The Charity Commission has launched a second inquiry into a disabled people’s organisation (DPO) over “serious concerns” about the way it is being run.
Leicestershire Centre for Integrated Living (LCIL) was already being investigated over its failure to meet its statutory reporting requirements, with an inquiry launched in 2022, after it was identified as being “persistently late in filing its accounting information”.
But the Charity Commission has now opened a much wider inquiry after “serious concerns arose regarding its general management and governance”.
Among its concerns is how LCIL’s trustees are complying with their legal duties relating to the administration, governance and management of the charity, and its accounts.
But the Charity Commission said it was now also concerned about whether trustees have the necessary “financial and strategic oversight”, including over the management and supervision of staff, and whether the charity is “operating for the public benefit” and is being managed correctly.
LCIL’s website was this week displaying a message stating that it was “under construction”.
But information about LCIL on Leicestershire County Council’s website suggests that the organisation is thriving, while a member of staff confirmed this week that it was still operating.
LCIL, which is based in Leicester (pictured), describes itself as a user-led organisation that works to support disabled people to “exercise choice and control for independent living”, and is run and controlled by disabled people.

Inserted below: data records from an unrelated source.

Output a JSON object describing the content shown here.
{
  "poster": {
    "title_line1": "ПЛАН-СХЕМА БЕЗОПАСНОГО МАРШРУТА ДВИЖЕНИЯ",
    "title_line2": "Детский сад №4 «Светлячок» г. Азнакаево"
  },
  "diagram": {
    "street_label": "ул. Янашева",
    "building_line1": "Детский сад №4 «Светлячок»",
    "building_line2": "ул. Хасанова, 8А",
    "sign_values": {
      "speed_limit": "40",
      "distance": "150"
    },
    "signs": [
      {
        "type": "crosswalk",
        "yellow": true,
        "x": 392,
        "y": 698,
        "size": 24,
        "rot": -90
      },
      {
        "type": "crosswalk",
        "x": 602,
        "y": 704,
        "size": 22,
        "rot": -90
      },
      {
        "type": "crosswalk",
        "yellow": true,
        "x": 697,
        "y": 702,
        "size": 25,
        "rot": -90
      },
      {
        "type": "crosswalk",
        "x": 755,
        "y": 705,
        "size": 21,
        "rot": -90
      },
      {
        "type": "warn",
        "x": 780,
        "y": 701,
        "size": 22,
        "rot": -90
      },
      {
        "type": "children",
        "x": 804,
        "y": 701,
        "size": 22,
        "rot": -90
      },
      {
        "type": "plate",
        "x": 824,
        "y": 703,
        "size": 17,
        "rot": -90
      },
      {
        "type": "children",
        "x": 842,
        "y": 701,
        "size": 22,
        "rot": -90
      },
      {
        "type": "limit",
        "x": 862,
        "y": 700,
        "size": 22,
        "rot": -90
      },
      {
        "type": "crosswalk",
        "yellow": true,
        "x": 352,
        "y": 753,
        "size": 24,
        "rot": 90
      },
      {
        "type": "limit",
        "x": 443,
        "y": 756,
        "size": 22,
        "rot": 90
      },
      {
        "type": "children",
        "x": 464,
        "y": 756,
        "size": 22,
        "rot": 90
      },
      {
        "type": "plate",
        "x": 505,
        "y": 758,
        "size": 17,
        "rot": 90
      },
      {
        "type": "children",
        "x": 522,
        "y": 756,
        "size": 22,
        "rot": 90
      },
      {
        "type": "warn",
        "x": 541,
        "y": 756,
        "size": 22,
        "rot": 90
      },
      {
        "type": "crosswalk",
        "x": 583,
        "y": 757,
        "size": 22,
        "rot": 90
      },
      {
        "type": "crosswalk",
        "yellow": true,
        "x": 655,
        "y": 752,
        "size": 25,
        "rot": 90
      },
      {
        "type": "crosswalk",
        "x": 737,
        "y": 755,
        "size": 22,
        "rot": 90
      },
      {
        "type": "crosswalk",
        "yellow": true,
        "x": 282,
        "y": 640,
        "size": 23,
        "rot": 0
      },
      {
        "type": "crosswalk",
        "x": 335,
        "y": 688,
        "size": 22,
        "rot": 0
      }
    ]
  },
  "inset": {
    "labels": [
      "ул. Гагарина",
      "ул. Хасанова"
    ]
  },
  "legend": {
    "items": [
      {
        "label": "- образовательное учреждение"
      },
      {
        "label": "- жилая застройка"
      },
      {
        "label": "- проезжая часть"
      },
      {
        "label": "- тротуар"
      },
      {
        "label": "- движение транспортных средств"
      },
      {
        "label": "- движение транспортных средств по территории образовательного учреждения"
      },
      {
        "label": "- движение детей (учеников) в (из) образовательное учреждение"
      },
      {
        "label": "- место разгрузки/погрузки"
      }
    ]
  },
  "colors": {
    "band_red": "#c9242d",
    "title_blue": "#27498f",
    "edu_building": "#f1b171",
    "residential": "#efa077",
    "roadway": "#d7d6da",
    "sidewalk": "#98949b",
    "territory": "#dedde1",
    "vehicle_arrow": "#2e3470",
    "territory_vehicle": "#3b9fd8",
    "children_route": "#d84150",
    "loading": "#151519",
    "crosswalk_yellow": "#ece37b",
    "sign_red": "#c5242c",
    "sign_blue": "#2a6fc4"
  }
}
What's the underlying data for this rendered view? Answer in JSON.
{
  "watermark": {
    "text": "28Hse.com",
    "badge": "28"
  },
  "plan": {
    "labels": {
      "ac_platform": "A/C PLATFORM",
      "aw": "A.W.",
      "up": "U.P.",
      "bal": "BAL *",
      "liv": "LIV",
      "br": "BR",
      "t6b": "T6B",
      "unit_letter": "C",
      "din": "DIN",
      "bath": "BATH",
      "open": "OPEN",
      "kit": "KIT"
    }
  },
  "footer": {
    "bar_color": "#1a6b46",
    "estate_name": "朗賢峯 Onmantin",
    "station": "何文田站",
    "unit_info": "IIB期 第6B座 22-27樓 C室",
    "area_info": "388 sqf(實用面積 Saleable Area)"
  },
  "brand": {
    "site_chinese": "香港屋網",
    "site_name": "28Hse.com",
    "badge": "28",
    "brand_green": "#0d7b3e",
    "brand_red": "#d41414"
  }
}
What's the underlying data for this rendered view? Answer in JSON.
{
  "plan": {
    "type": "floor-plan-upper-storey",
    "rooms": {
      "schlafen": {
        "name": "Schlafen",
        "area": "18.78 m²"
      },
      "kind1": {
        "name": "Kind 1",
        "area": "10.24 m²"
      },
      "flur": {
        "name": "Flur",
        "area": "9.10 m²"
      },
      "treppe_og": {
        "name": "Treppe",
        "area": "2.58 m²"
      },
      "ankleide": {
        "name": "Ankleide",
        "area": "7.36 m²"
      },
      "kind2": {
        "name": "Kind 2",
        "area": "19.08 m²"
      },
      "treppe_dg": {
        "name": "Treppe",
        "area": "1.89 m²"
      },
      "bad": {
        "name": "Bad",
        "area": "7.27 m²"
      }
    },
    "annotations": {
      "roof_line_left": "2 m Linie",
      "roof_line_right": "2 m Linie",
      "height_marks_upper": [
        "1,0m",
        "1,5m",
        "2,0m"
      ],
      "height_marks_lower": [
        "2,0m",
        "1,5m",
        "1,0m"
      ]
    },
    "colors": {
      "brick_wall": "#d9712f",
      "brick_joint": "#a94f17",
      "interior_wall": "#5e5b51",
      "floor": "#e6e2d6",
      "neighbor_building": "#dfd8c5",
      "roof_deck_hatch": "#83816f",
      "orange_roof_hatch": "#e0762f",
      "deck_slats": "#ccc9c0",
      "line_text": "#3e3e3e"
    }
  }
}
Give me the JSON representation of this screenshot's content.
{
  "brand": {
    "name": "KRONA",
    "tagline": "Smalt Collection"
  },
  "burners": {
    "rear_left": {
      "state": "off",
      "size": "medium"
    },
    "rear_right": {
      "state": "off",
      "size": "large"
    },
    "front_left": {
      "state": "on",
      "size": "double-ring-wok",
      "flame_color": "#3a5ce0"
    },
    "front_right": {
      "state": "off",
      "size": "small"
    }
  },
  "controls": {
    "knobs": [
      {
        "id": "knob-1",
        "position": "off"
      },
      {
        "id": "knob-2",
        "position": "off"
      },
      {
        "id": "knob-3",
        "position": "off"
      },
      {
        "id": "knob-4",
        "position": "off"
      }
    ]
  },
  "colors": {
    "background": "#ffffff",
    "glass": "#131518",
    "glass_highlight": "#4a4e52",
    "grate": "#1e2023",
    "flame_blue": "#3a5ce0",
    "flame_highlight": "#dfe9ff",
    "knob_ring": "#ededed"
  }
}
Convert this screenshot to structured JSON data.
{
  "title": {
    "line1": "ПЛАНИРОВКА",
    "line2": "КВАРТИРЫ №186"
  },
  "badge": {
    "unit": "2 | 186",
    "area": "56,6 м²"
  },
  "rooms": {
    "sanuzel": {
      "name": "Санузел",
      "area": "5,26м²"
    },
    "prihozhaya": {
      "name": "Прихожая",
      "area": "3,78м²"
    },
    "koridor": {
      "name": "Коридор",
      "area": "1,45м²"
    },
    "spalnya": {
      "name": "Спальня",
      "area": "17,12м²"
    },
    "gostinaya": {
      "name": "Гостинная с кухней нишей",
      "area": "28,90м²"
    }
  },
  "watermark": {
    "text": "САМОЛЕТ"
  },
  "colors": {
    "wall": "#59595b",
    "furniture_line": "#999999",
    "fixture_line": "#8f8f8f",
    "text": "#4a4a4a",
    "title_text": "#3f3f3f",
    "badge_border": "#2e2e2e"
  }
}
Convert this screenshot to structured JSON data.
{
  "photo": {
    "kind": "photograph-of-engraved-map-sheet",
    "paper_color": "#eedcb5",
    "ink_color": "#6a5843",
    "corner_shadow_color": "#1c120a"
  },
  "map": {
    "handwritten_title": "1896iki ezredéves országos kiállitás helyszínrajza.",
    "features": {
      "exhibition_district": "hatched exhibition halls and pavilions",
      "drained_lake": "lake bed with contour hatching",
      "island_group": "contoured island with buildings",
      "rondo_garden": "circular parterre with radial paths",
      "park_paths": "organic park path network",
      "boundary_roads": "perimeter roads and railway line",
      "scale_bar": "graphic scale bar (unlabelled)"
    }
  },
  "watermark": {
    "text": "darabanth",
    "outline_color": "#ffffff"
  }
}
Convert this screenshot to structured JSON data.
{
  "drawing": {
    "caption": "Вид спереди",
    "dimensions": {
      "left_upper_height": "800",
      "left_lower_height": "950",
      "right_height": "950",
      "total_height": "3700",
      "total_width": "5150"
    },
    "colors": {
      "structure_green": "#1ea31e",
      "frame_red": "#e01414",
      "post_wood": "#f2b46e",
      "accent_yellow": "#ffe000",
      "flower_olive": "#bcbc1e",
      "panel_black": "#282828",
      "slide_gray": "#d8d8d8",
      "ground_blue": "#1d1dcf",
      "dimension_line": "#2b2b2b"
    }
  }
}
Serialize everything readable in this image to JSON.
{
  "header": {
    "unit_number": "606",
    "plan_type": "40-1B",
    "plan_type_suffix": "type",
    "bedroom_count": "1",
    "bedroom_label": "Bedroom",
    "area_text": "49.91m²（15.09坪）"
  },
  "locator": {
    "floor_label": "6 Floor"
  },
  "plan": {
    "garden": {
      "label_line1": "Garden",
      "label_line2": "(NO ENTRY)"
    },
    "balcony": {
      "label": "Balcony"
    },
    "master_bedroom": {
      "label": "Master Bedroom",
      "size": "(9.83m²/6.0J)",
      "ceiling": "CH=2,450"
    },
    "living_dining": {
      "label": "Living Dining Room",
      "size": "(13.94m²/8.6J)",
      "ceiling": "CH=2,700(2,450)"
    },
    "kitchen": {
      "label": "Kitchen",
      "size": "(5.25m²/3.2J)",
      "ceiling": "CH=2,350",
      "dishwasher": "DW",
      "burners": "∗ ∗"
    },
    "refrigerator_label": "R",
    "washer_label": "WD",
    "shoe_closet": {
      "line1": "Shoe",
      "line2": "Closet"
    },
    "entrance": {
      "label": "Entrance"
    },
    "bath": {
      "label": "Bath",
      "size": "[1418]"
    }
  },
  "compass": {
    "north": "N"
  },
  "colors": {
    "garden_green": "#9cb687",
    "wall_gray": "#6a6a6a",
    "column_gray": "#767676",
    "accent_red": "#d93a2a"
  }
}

It hosts a disability hate crime reporting centre, and says it runs legal surgeries in partnership with Irwin Mitchell Solicitors, and Nottingham-based barristers at Ropewalk Chambers.
Neither Irwin Mitchell nor Ropewalk had commented on the inquiry or their work with LCIL by noon today (Thursday).
The council website says that LCIL also runs a UK-wide independent living roadshow, Choice Unlimited, and a consultancy that offers its “expertise on a wide range issues faced by organisations across the private, public and voluntary sectors to respond to disability equality”.
In past years, LCIL played a crucial role in exposing the failure of Leicestershire police to take disability hate crime seriously in the years before a woman was driven to kill herself and her disabled daughter in October 2007, following a sustained campaign of harassment.
And from the early months of the pandemic, it was part of the Our Voices group of DPOs that promoted disabled people’s interests and provided mutual support.
Disability News Service contacted LCIL for a comment, but it had not responded by noon today.